The Market P/E is not 30, although high. That will fall quickly as earnings rise. My last buy, Sysco has a P/E of 15 and pays a 3.5% yield. The market may be over valued, but there are plenty of bargains. I am not buying the Market, I am cherry picking.
Regarding occupancy rates. Apartment buildings with less than 20 units would not follow the same standard I have laid out. Large buildings would, and if you raise rents and nobody moves out than it is clear that the rents are too low -- be they existing tenant renewals or new.
100% occupancy with under market rents/leases is less money than 95% occupancy full value rates.
Harley,
The first thing you noticed is not noticeable. I have a private investment company -- I am not a broker and do not make money unless I make the right investments.
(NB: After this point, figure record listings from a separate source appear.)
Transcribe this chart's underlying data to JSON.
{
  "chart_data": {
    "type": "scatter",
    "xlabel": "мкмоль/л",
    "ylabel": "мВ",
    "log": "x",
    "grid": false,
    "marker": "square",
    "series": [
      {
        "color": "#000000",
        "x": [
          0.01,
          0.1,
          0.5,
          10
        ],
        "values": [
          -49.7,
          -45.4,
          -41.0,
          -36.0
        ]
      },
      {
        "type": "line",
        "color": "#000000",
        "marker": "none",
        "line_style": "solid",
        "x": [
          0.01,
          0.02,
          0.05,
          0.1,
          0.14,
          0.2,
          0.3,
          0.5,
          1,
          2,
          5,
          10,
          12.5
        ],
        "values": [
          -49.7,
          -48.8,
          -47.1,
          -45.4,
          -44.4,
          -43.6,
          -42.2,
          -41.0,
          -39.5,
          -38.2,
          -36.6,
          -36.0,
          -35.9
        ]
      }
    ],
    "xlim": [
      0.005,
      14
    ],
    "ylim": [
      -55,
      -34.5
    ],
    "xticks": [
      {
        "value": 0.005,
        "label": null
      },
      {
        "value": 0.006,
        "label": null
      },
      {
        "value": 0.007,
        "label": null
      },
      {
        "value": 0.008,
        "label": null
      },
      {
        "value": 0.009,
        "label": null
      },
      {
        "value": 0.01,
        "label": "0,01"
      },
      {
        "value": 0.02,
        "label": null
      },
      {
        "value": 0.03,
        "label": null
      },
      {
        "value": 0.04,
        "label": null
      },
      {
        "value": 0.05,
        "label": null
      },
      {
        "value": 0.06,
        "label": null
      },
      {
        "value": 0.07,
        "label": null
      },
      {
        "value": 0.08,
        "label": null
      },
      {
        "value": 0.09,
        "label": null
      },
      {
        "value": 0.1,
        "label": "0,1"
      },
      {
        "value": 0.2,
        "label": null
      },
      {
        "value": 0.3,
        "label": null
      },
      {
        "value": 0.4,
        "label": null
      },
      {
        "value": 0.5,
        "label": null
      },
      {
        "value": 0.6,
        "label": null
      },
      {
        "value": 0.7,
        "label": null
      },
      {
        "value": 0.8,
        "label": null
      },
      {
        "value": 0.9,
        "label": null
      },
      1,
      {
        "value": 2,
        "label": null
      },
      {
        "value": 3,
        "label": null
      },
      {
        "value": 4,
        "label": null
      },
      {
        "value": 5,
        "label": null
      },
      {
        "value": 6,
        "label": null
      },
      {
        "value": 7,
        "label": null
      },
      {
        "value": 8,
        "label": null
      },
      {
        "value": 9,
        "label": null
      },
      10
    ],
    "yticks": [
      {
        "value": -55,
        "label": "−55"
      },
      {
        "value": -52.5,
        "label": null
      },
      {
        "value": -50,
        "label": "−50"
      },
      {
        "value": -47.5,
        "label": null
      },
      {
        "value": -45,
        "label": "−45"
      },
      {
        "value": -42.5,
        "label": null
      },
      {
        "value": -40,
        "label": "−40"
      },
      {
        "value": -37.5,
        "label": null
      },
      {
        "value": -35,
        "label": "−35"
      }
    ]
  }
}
In addition, my primary investments are in real estate not the stock market.
1-19-2010 @ 6:47PM
william lindblad said...
Shell, I thought that you would answer and, as always, you do have a point. I still disagree and as Franklin said about Congress, I guess we can agree to disagree.
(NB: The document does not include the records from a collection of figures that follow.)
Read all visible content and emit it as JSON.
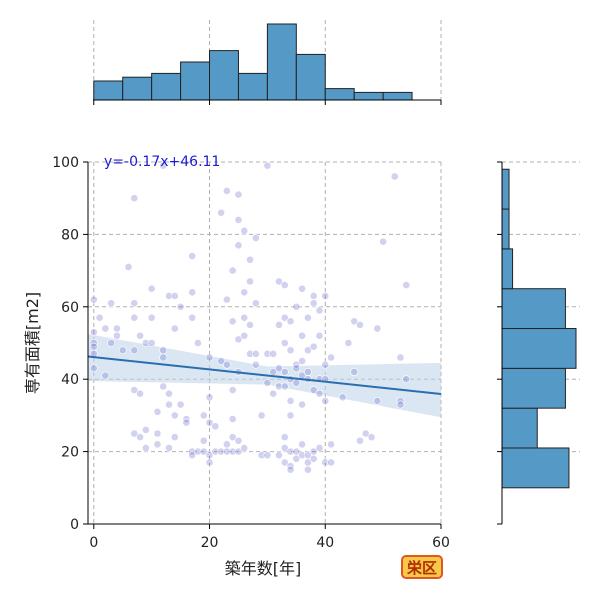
{
  "chart_data": {
    "type": "scatter",
    "xlabel": "築年数[年]",
    "ylabel": "専有面積[m2]",
    "xlim": [
      -1,
      60
    ],
    "ylim": [
      0,
      100
    ],
    "xticks": [
      "0",
      "20",
      "40",
      "60"
    ],
    "yticks": [
      "0",
      "20",
      "40",
      "60",
      "80",
      "100"
    ],
    "grid": true,
    "regression": {
      "label": "y=-0.17x+46.11",
      "slope": -0.17,
      "intercept": 46.11,
      "ci_band": [
        [
          -1,
          52.5,
          39.5
        ],
        [
          30,
          43.5,
          38.5
        ],
        [
          60,
          44.5,
          29.5
        ]
      ]
    },
    "marginal_x_hist": {
      "bins": [
        0,
        5,
        10,
        15,
        20,
        25,
        30,
        35,
        40,
        45,
        50,
        55
      ],
      "counts": [
        5,
        6,
        7,
        10,
        13,
        7,
        20,
        12,
        3,
        2,
        2
      ]
    },
    "marginal_y_hist": {
      "bins": [
        10,
        21,
        32,
        43,
        54,
        65,
        76,
        87,
        98
      ],
      "counts": [
        19,
        10,
        18,
        21,
        18,
        3,
        2,
        2
      ]
    },
    "points": [
      [
        0,
        62
      ],
      [
        0,
        53
      ],
      [
        0,
        50
      ],
      [
        0,
        49
      ],
      [
        0,
        47
      ],
      [
        0,
        43
      ],
      [
        1,
        57
      ],
      [
        2,
        41
      ],
      [
        2,
        54
      ],
      [
        3,
        61
      ],
      [
        3,
        50
      ],
      [
        4,
        54
      ],
      [
        4,
        52
      ],
      [
        5,
        48
      ],
      [
        6,
        71
      ],
      [
        7,
        90
      ],
      [
        7,
        61
      ],
      [
        7,
        57
      ],
      [
        7,
        48
      ],
      [
        7,
        37
      ],
      [
        7,
        25
      ],
      [
        8,
        52
      ],
      [
        8,
        36
      ],
      [
        8,
        24
      ],
      [
        9,
        50
      ],
      [
        9,
        26
      ],
      [
        9,
        21
      ],
      [
        10,
        65
      ],
      [
        10,
        57
      ],
      [
        10,
        50
      ],
      [
        11,
        31
      ],
      [
        11,
        25
      ],
      [
        11,
        22
      ],
      [
        12,
        99
      ],
      [
        12,
        48
      ],
      [
        12,
        46
      ],
      [
        12,
        38
      ],
      [
        13,
        63
      ],
      [
        13,
        36
      ],
      [
        13,
        33
      ],
      [
        13,
        21
      ],
      [
        14,
        63
      ],
      [
        14,
        54
      ],
      [
        14,
        30
      ],
      [
        14,
        24
      ],
      [
        15,
        60
      ],
      [
        15,
        33
      ],
      [
        16,
        29
      ],
      [
        16,
        28
      ],
      [
        17,
        74
      ],
      [
        17,
        64
      ],
      [
        17,
        57
      ],
      [
        17,
        20
      ],
      [
        17,
        19
      ],
      [
        18,
        50
      ],
      [
        18,
        20
      ],
      [
        19,
        30
      ],
      [
        19,
        23
      ],
      [
        19,
        20
      ],
      [
        20,
        46
      ],
      [
        20,
        35
      ],
      [
        20,
        28
      ],
      [
        20,
        19
      ],
      [
        20,
        17
      ],
      [
        21,
        27
      ],
      [
        21,
        20
      ],
      [
        22,
        86
      ],
      [
        22,
        45
      ],
      [
        22,
        20
      ],
      [
        23,
        92
      ],
      [
        23,
        62
      ],
      [
        23,
        44
      ],
      [
        23,
        22
      ],
      [
        23,
        20
      ],
      [
        24,
        70
      ],
      [
        24,
        56
      ],
      [
        24,
        37
      ],
      [
        24,
        29
      ],
      [
        24,
        24
      ],
      [
        24,
        20
      ],
      [
        25,
        91
      ],
      [
        25,
        84
      ],
      [
        25,
        77
      ],
      [
        25,
        51
      ],
      [
        25,
        42
      ],
      [
        25,
        23
      ],
      [
        25,
        20
      ],
      [
        26,
        81
      ],
      [
        26,
        64
      ],
      [
        26,
        57
      ],
      [
        26,
        52
      ],
      [
        26,
        21
      ],
      [
        27,
        73
      ],
      [
        27,
        67
      ],
      [
        27,
        55
      ],
      [
        27,
        47
      ],
      [
        28,
        79
      ],
      [
        28,
        61
      ],
      [
        28,
        47
      ],
      [
        28,
        44
      ],
      [
        29,
        30
      ],
      [
        29,
        19
      ],
      [
        30,
        99
      ],
      [
        30,
        47
      ],
      [
        30,
        39
      ],
      [
        30,
        19
      ],
      [
        31,
        47
      ],
      [
        31,
        42
      ],
      [
        31,
        36
      ],
      [
        32,
        67
      ],
      [
        32,
        55
      ],
      [
        32,
        43
      ],
      [
        32,
        38
      ],
      [
        32,
        19
      ],
      [
        33,
        66
      ],
      [
        33,
        57
      ],
      [
        33,
        50
      ],
      [
        33,
        42
      ],
      [
        33,
        38
      ],
      [
        33,
        24
      ],
      [
        33,
        21
      ],
      [
        33,
        17
      ],
      [
        34,
        56
      ],
      [
        34,
        48
      ],
      [
        34,
        40
      ],
      [
        34,
        34
      ],
      [
        34,
        30
      ],
      [
        34,
        20
      ],
      [
        34,
        16
      ],
      [
        34,
        15
      ],
      [
        35,
        60
      ],
      [
        35,
        44
      ],
      [
        35,
        43
      ],
      [
        35,
        39
      ],
      [
        35,
        20
      ],
      [
        35,
        18
      ],
      [
        36,
        65
      ],
      [
        36,
        52
      ],
      [
        36,
        45
      ],
      [
        36,
        41
      ],
      [
        36,
        33
      ],
      [
        36,
        22
      ],
      [
        36,
        19
      ],
      [
        37,
        57
      ],
      [
        37,
        48
      ],
      [
        37,
        42
      ],
      [
        37,
        40
      ],
      [
        37,
        19
      ],
      [
        37,
        17
      ],
      [
        37,
        15
      ],
      [
        38,
        63
      ],
      [
        38,
        61
      ],
      [
        38,
        49
      ],
      [
        38,
        37
      ],
      [
        38,
        20
      ],
      [
        38,
        18
      ],
      [
        39,
        59
      ],
      [
        39,
        52
      ],
      [
        39,
        40
      ],
      [
        39,
        36
      ],
      [
        39,
        21
      ],
      [
        40,
        63
      ],
      [
        40,
        44
      ],
      [
        40,
        40
      ],
      [
        40,
        34
      ],
      [
        40,
        17
      ],
      [
        41,
        46
      ],
      [
        41,
        22
      ],
      [
        41,
        17
      ],
      [
        43,
        35
      ],
      [
        44,
        50
      ],
      [
        45,
        56
      ],
      [
        45,
        42
      ],
      [
        46,
        55
      ],
      [
        46,
        23
      ],
      [
        47,
        25
      ],
      [
        48,
        24
      ],
      [
        49,
        54
      ],
      [
        49,
        34
      ],
      [
        50,
        78
      ],
      [
        52,
        96
      ],
      [
        53,
        46
      ],
      [
        53,
        34
      ],
      [
        53,
        33
      ],
      [
        54,
        66
      ],
      [
        54,
        40
      ]
    ]
  },
  "badge": {
    "label": "栄区"
  },
  "colors": {
    "point": "#7070d0",
    "line": "#2b6db1",
    "band": "#bcd4ea",
    "hist": "#5599c7",
    "label": "#1c1ccf"
  }
}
My view is more empirical and based on observation, not statistics, nor someone's opinion. I spent many years in the maintenance side of buildings and I know all of the hidden costs. Whatever you may wish to believe, it will cost more in the long run. There is also a second factor. Let's just use a condo complex in a desirable location. Building is 20 years old, fully occupied and a 2b2b is going for 300K. Someone decides to construct a new complex on a near site and is selling similar units at 275K, pre-completion. Do you think that they would sell? In this particular case I know that they did - to a approx. 68% occupancy rate - prior to the doors being opened. To the builder this was a great advantage as he did not have to use a lot of bank money and his cost savings were monumental. I don't have to go on as I know you can surmise an opposite scenario. No doubt, there are pros and cons to all approaches. Apply this to a commercial mall and it gets easy. The level of rent has to match the tenants ability to pay. In our current state a commercial owner with less debt is going to be the most flexible for sometimes, rents have to come down.
1-19-2010 @ 7:10PM
Sheldon L said...
Will,
Without realizing it I would contend you made my point. That developer starts with an empty project/building. Therefore, like a plane flight six months out, the price is lower because the airline and the developer are both trying to fill vacancies. I said 100% occupancy is not ideal, however you gave an example of 100% vacant and certainly that is worse.
The developer (like the airline) will continue to sell units and if the complex starts to fill and there is demand will raise the price as the available units become limited -- and he will get the maximum price for the last unit and will have established the market.
A condo project is unique in a few ways. When it is complete you have multiple owners, not one, and when they choose to sell they are better off having nothing available on the market so they do not have to compete.